She paused as if overcome, and then hurriedly vanished within the open door.

Her words thrilled me with joy and pain. What did she mean by saying, “When I am gone?” Who was more likely to live than Francezka? Why should she be contemplating the end of all things? I was roused from my anxious reverie by the sound of locking the great iron gates, the bolts and bars making a huge noise in the stillness of the night. This grating sound, however, did not drown those words of Francezka’s. Something led my footsteps again to the street, where I could get from the back a clear view of Monsieur Voltaire’s room. When I reached the place all was dark, and the doors and windows were closed for the night, but on the corner stood a plain coach, which I recognized in the half darkness of the summer night as belonging to Gaston Cheverny.

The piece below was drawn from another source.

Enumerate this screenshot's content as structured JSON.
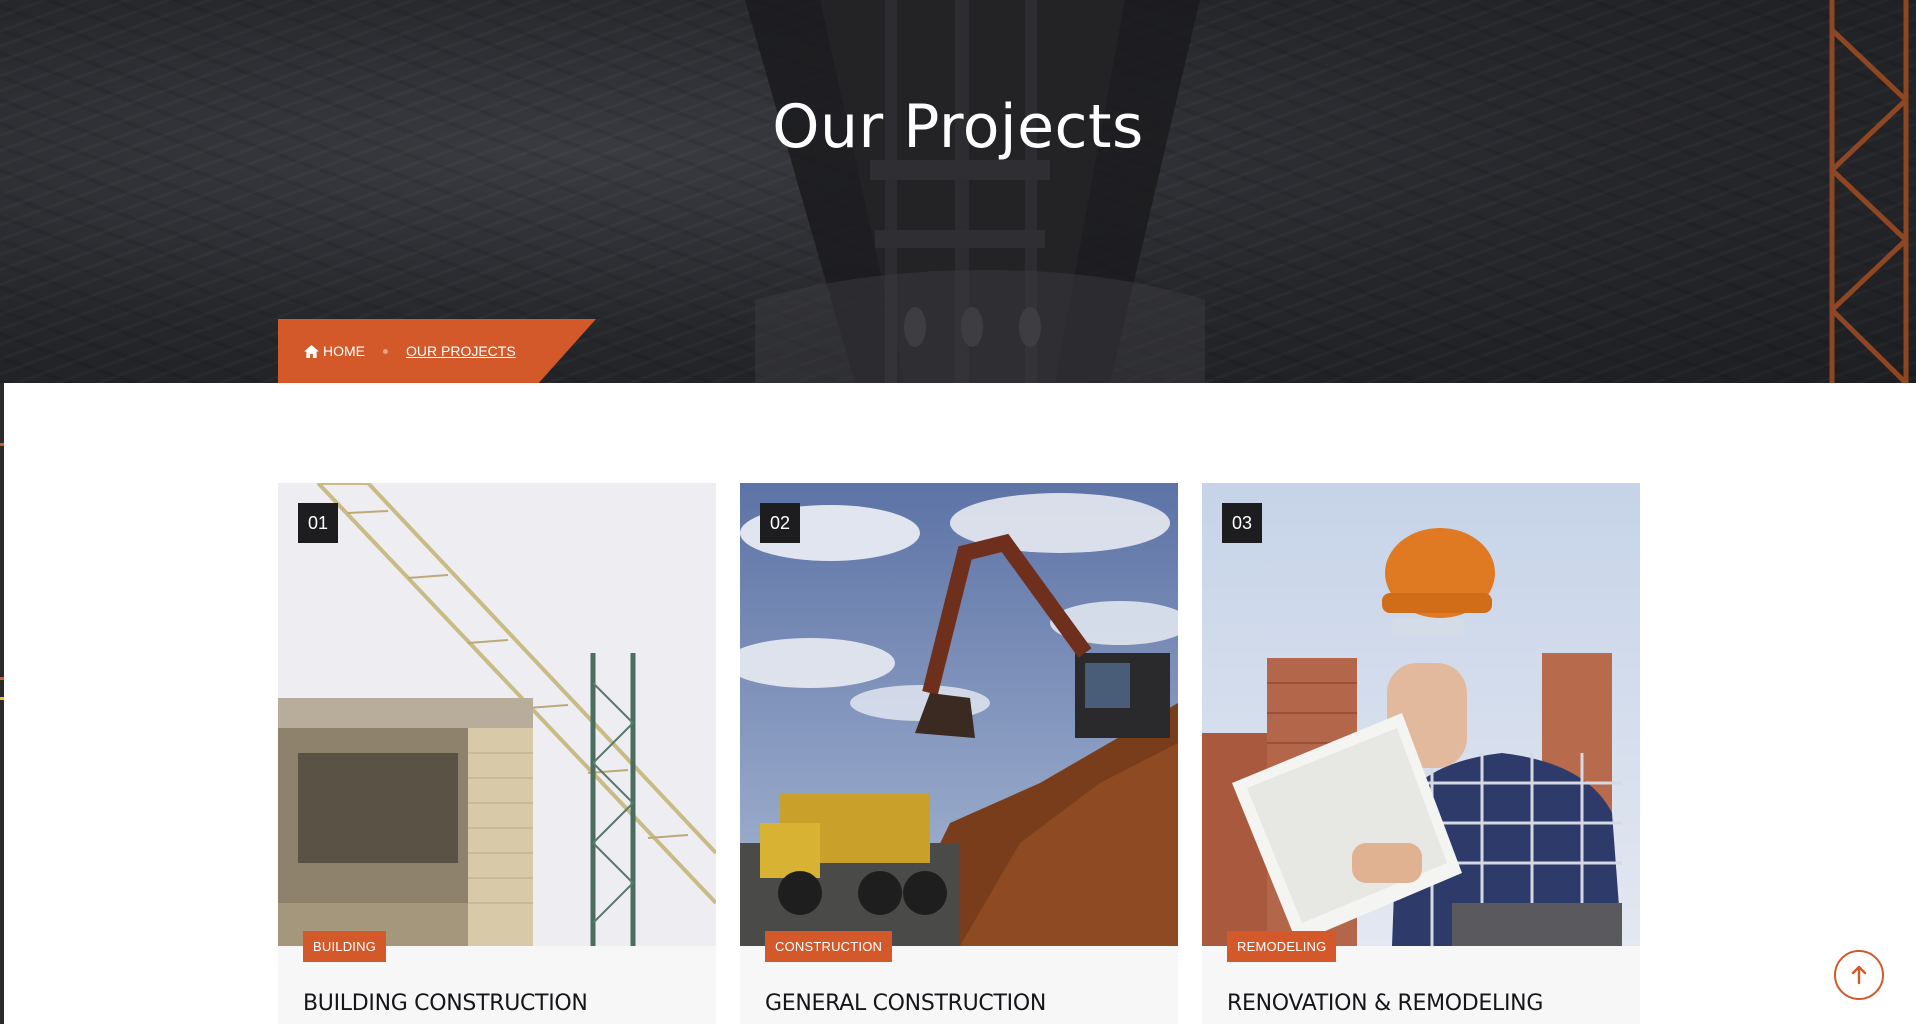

If I had been surprised at his patience with Jacques Haret’s impertinence an hour ago, I now saw that it was not so long suffering as I had thought, for Gaston, sitting in the coach and holding the door open, was swearing at Jacques Haret with a concentration of rage I had never seen excelled in any human being before. Every word that he said was true, but there was a defiance 447 in it which further sustained my notion that Jacques Haret held some power over Gaston Cheverny.

Jacques was taking it with the same coolness he had taken the beating I had given him in the Luxembourg gardens. Gaston was shouting out insults to him, and when Gaston stopped at the point where any other man would have drawn his sword, Jacques coolly remarked:

“You have called me a liar, a blackmailer, a leper, a dog and a devil’s imp. I take it that you are of a different opinion from me on certain points. Your withdrawing your invitation to me to the château of Capello is most unhandsome. However, it is not your château, anyhow.”

Gaston leaped out of the coach after him, but Jacques Haret disappeared somewhere in the darkness, for he had no scruples about avoiding a fight, yet I believe him to have been singularly insensible to fear.

Within three days I heard that Monsieur and Madame Cheverny had left Paris for their estates in Brabant. As they went together, it was plain there had been no outward break between them.